I'm sure you saw this, but thought I'd share for others in the same situation.
http://www.mayoclinic.org/documents/commercial-insurance-plan-contracts-minnesota/doc-20203720
Yes, thank you-it is important to have this information. There is so much on Mayo's website that people don't realize is there! The cost is what is killing me. If Mayo remains out of network, the cost will be prohibitive, yet I have no choice. Really awful. Still 2+ years away from Medicare where I can go to Mayo, so need to find a way to get through until then. I am looking to the Hypertrophic Cardiomyopathy Association to give me an assist here in getting the insurance company to recognize them as in-network for me because of the HCM.
Normally, you can try and request this, a letter from your doctor (it best to write these for them & have them edit & put it on their letterhead) might be good enough. Do a search of the HCMA site and Google & see if you can get some supporting facts to help support your efforts. The HCMA MAY have a basic letter that they use which may provide the info you need.

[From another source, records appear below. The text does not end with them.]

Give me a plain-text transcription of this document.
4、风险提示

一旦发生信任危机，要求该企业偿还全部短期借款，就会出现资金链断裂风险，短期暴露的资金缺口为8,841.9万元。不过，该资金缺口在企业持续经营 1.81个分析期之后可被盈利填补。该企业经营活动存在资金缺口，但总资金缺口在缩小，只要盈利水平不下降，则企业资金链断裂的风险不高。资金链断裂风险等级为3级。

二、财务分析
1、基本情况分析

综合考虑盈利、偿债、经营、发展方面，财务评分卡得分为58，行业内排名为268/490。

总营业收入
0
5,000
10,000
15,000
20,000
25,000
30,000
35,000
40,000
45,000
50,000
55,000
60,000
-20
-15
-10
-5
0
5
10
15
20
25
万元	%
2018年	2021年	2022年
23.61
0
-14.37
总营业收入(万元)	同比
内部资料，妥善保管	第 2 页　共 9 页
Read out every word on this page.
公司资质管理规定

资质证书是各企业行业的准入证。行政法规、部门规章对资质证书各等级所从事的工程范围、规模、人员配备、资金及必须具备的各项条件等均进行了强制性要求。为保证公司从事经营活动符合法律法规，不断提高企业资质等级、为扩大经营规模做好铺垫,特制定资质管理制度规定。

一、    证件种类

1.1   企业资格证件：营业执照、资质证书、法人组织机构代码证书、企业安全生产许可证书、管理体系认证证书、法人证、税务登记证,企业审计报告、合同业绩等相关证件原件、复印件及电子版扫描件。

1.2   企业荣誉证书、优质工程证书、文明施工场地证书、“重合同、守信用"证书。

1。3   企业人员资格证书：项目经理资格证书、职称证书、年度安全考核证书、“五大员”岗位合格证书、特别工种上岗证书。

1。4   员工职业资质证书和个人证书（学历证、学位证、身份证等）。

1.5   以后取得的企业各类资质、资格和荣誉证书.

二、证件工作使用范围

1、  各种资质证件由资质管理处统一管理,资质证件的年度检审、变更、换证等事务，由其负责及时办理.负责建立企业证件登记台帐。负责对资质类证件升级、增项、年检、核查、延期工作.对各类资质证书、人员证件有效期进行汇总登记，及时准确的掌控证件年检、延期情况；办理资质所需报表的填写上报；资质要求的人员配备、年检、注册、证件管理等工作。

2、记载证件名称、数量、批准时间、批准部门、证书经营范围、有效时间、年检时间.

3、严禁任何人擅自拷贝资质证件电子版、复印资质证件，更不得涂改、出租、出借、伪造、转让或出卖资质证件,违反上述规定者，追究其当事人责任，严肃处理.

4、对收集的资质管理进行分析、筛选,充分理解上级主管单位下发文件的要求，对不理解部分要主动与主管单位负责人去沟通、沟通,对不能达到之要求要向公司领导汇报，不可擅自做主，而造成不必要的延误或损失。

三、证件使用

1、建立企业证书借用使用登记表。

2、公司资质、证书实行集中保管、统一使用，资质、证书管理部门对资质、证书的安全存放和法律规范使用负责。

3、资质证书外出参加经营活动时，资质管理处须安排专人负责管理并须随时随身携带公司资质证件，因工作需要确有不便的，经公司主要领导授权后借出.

BUT - Since your insurance elected to opt out of Mayo, there may be some bad blood here? Hoping the folks who review petitions to go out of network, don't have a direct order to ban all Mayo requests. Keep us posted!
Exactly. I feel very fortunate to live 1.5 hours away from Mayo and I have been able to make them my primary cardiologists. For me, sadly, I am trying to find insurance that will cover Mayo in-network and, despite living in Minnesota, no one offers an individual policy with Mayo as in-network THanks for nothing, Blue Cross (who pulled out of the individual market here.)